La plateforme Coincheck commence à rembourser les clients victimes de son piratage

La plateforme japonaise de trading cryptographique Coincheck avait été victime fin janvier du plus grand casse de l’histoire. 500 millions de NEM avaient été dérobés, représentant une perte d’environ 534 millions de dollars au cours de l’époque.

Le Japonais Coincheck commence à rembourser les clients ayant été touchés par le piratage du 26 Janvier qui avait résulté à la perte d’environ 534 millions de dollars en NEM, et a de nouveau autorisé le retrait et la vente de certaines devises cryptographiques, selon deux communiqués de presse publiés sur le site web de la firme.
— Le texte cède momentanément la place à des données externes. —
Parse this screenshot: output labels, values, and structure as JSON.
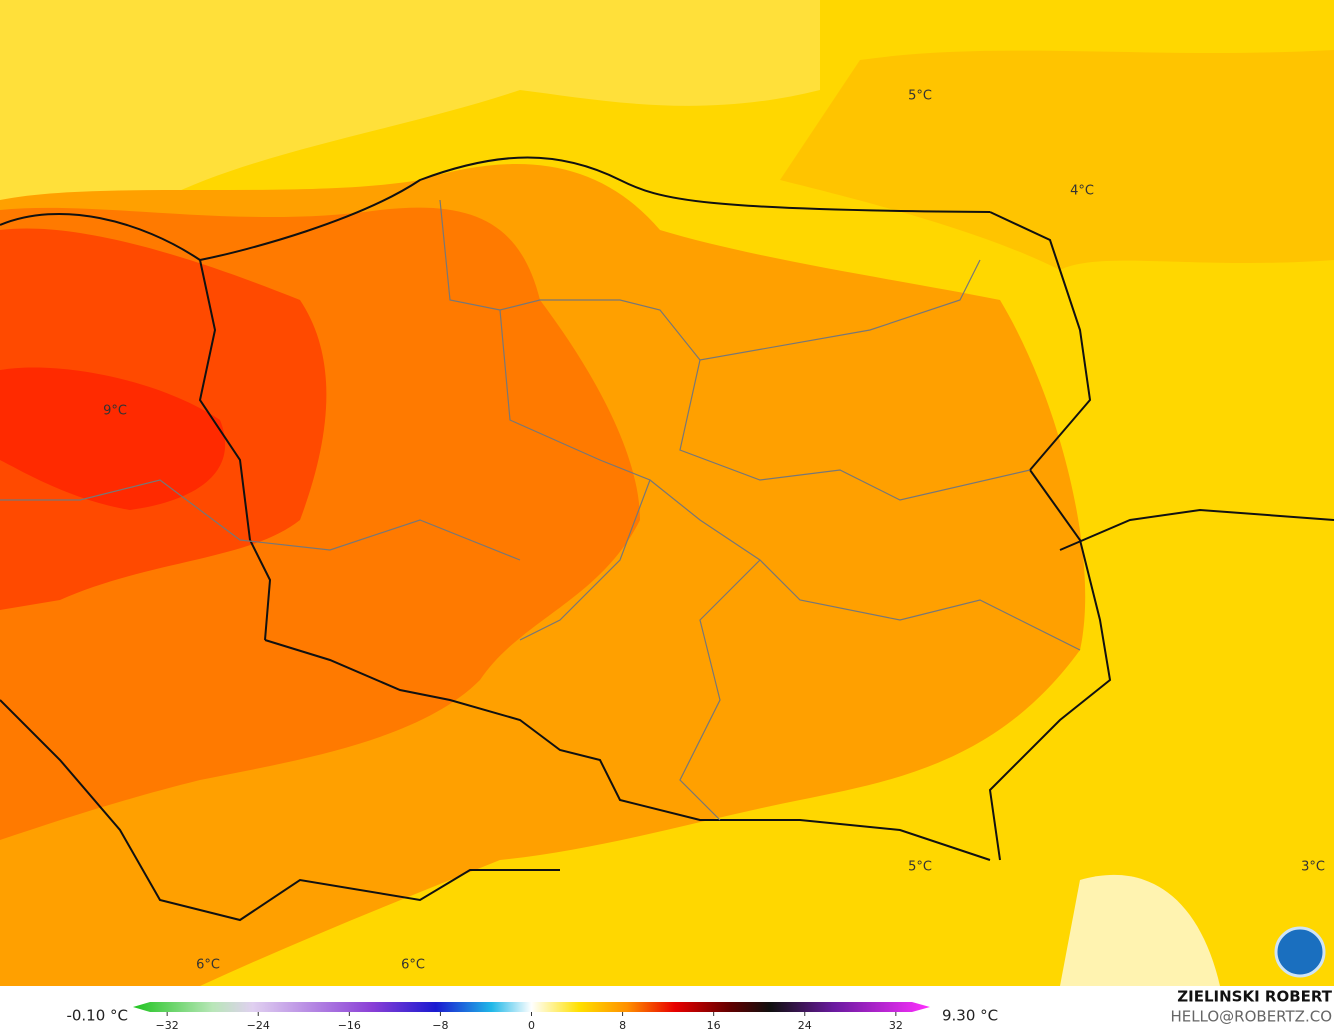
{
  "map": {
    "labels": [
      {
        "text": "5°C"
      },
      {
        "text": "4°C"
      },
      {
        "text": "9°C"
      },
      {
        "text": "5°C"
      },
      {
        "text": "3°C"
      },
      {
        "text": "6°C"
      },
      {
        "text": "6°C"
      }
    ]
  },
  "colorbar": {
    "min_label": "-0.10 °C",
    "max_label": "9.30 °C",
    "range": [
      -35,
      35
    ],
    "ticks": [
      {
        "value": -32,
        "label": "−32"
      },
      {
        "value": -24,
        "label": "−24"
      },
      {
        "value": -16,
        "label": "−16"
      },
      {
        "value": -8,
        "label": "−8"
      },
      0,
      8,
      16,
      24,
      32
    ]
  },
  "credits": {
    "name": "ZIELINSKI ROBERT",
    "email": "HELLO@ROBERTZ.CO"
  }
}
Une opération largement bénéficiaire pour les clients

Les retraits des devises Ethereum (ETH), Ethereum Classic (ETC), Ripple (XRP), Litecoin (LTC), Bitcoin Cash (BCH), Bitcoin (BTC) ont repris. Le communiqué de presse indique également que les ETH, ETC, XRP,  LTC et BCH peuvent désormais être de nouveau échangées sur la plateforme.

Coincheck avait annoncé le 8 mars que la compensation sera payée en yen japonais, au taux d’environ 88,5 yens (environ 0,83 $) par jeton NEM. Une opération largement bénéficiaire pour les anciens clients, car un NEM est à l’heure où nous écrivons ses lignes échangé à 0,38$.

Une reconstruction « depuis la base »

L’Agence japonaise des services financiers (FSA) avait initialement réagi au piratage en procédant à des inspections internes des 15 bourses de monnaies virtuelles non enregistrées au Japon. Au terme de ces inspections, la FSA avait envoyé des ordres de réaménagement à sept de ces bourses, dont Coincheck.

Cette dernière a profité de son annonce pour déclarer:

«  Nous acceptons sincèrement les termes de cette ordonnance et nous nous engageons à reconstruire nos contrôles de gestion interne et nos structures de gestion depuis la base, tout en travaillant simultanément à améliorer les stratégies de gestion pour nous concentrer sur le service à la clientèle. »

Des virus auraient été envoyés par courriels

Coincheck avait été pointé du doigt dans cette affaire pour avoir stocké les NEM sur un portefeuille de faible sécurité. Une fois que les pirates sont arrivés à voler la clé privée du portefeuille, ils ont pu récupérer les fonds directement. Cette possibilité aurait pu être rendue caduque avec l’utilisation d’un portefeuille multi-signatures.

Selon la revue « Nikkei » , des courriels infectés par des virus auraient été envoyés à plusieurs membres du personnel de Coincheck quelques semaines avant l’attaque, ouvrant peut-être le système de messagerie des employés pour permettre aux pirates de voler la clé privée.

Après l’envoi et l’ouverture des e-mails malveillants, le système de Coincheck a commencé à contacter des serveurs externes basés en Europe et aux Etats-Unis sans autorisation. Ces communications se sont poursuivies jusqu’à minuit le 25 janvier, soit la veille du détournement.